Floating rate investments will protect investors from duration risk. The most liquid listed examples are hybrids, which will yield over 5% if current market expectations of increases in rates are realised.

100% downside, 5% upside

The higher yields available on corporate bonds open the opportunity for investors to construct portfolios of bonds capable of delivering 5% or more for many years.

Of course, building diversified portfolios under strict credit quality rules is what expert bond managers do every day, including long experience assessing credit, terms and conditions and thousands of alternatives. For most investors, it is better to leave it to the experts rather than hope to avoid a Privium.

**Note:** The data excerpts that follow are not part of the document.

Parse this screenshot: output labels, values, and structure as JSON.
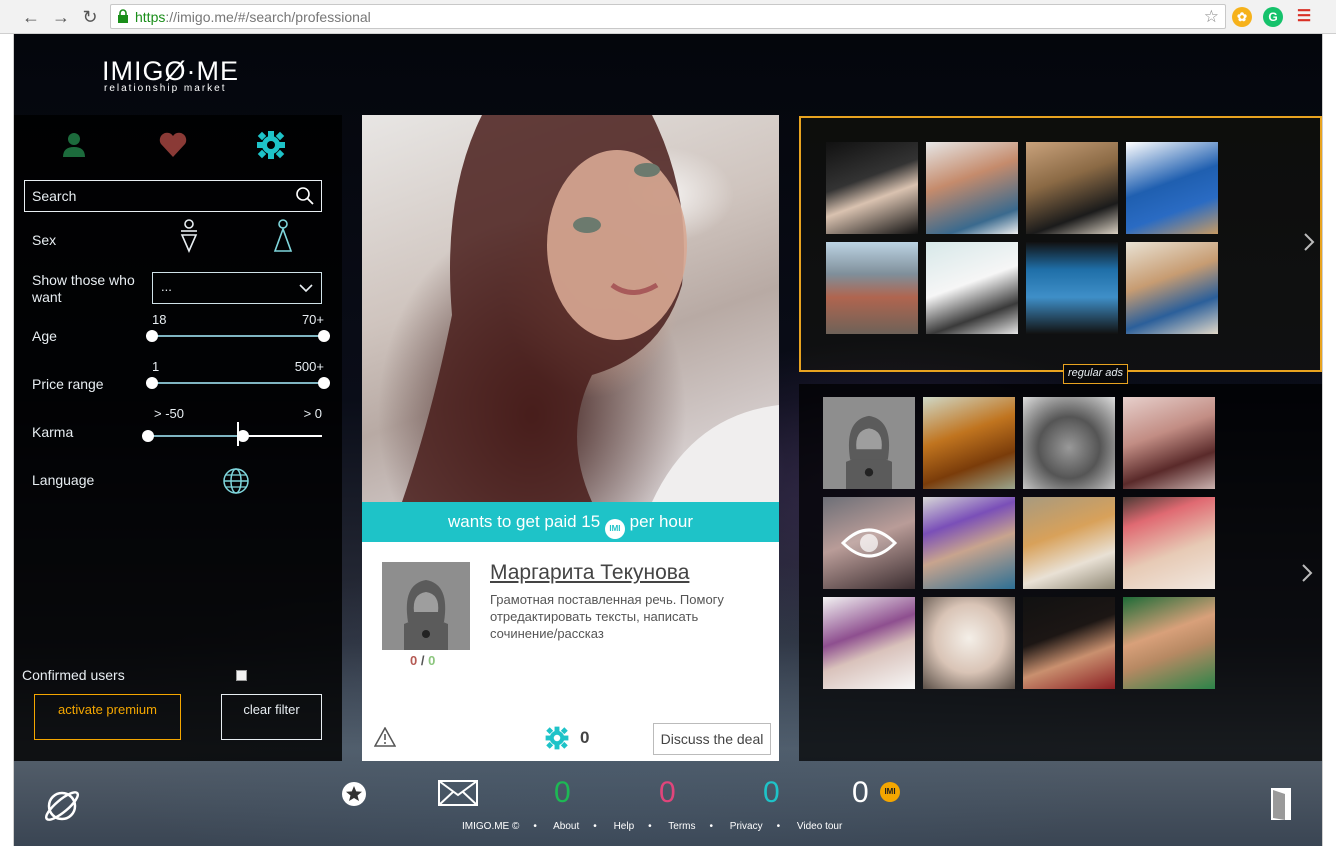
{
  "browser": {
    "url_scheme": "https",
    "url_rest": "://imigo.me/#/search/professional"
  },
  "logo": {
    "name": "IMIGØ·ME",
    "tagline": "relationship market"
  },
  "sidebar": {
    "tabs": [
      "person-icon",
      "heart-icon",
      "gear-icon"
    ],
    "search_placeholder": "Search",
    "sex_label": "Sex",
    "show_label": "Show those who want",
    "show_value": "...",
    "age_label": "Age",
    "age_min": "18",
    "age_max": "70+",
    "price_label": "Price range",
    "price_min": "1",
    "price_max": "500+",
    "karma_label": "Karma",
    "karma_min": "> -50",
    "karma_max": "> 0",
    "language_label": "Language",
    "confirmed_label": "Confirmed users",
    "premium_button": "activate premium",
    "clear_button": "clear filter"
  },
  "profile": {
    "paid_prefix": "wants to get paid 15",
    "paid_suffix": "per hour",
    "coin_label": "IMI",
    "name": "Маргарита Текунова",
    "description": "Грамотная поставленная речь. Помогу отредактировать тексты, написать сочинение/рассказ",
    "karma_neg": "0",
    "karma_sep": "/",
    "karma_pos": "0",
    "gear_count": "0",
    "discuss_button": "Discuss the deal"
  },
  "ads": {
    "label": "regular ads"
  },
  "bottom": {
    "counters": [
      "0",
      "0",
      "0",
      "0"
    ],
    "colors": {
      "green": "#1db954",
      "pink": "#e0457b",
      "teal": "#1ec3c8",
      "white": "#ffffff",
      "gold": "#f4a600"
    },
    "footer": [
      "IMIGO.ME ©",
      "About",
      "Help",
      "Terms",
      "Privacy",
      "Video tour"
    ]
  },
  "colors": {
    "accent": "#1ec3c8",
    "premium": "#f4a600",
    "ad_border": "#e8a320"
  }
}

The most important point if you must do it yourself is to stick to investment-grade quality and do not go into unrated names where the broker requires you to do your own credit assessment. When there is 100% downside for a 5% return, there’s little to be gained by reading a broker note and hoping you find some magically-reassuring insight.

 

Graham Hand is Editor-at-Large for Firstlinks. This article is general information and does not consider the circumstances of any investor. Prices are correct at the time of writing. There is no attempt to analyse the credit quality of any companies mentioned in this article and credit assessment is probably beyond the competence of most financial advisers.

Disclosure: Graham invested $50,000 in Privium at issue which has since amortised to about $24,000 with regular capital repayments. About $8,000 is now expected after the liquidation process. That was an expensive lesson in credit analysis and the meaningless value of some credit enhancements.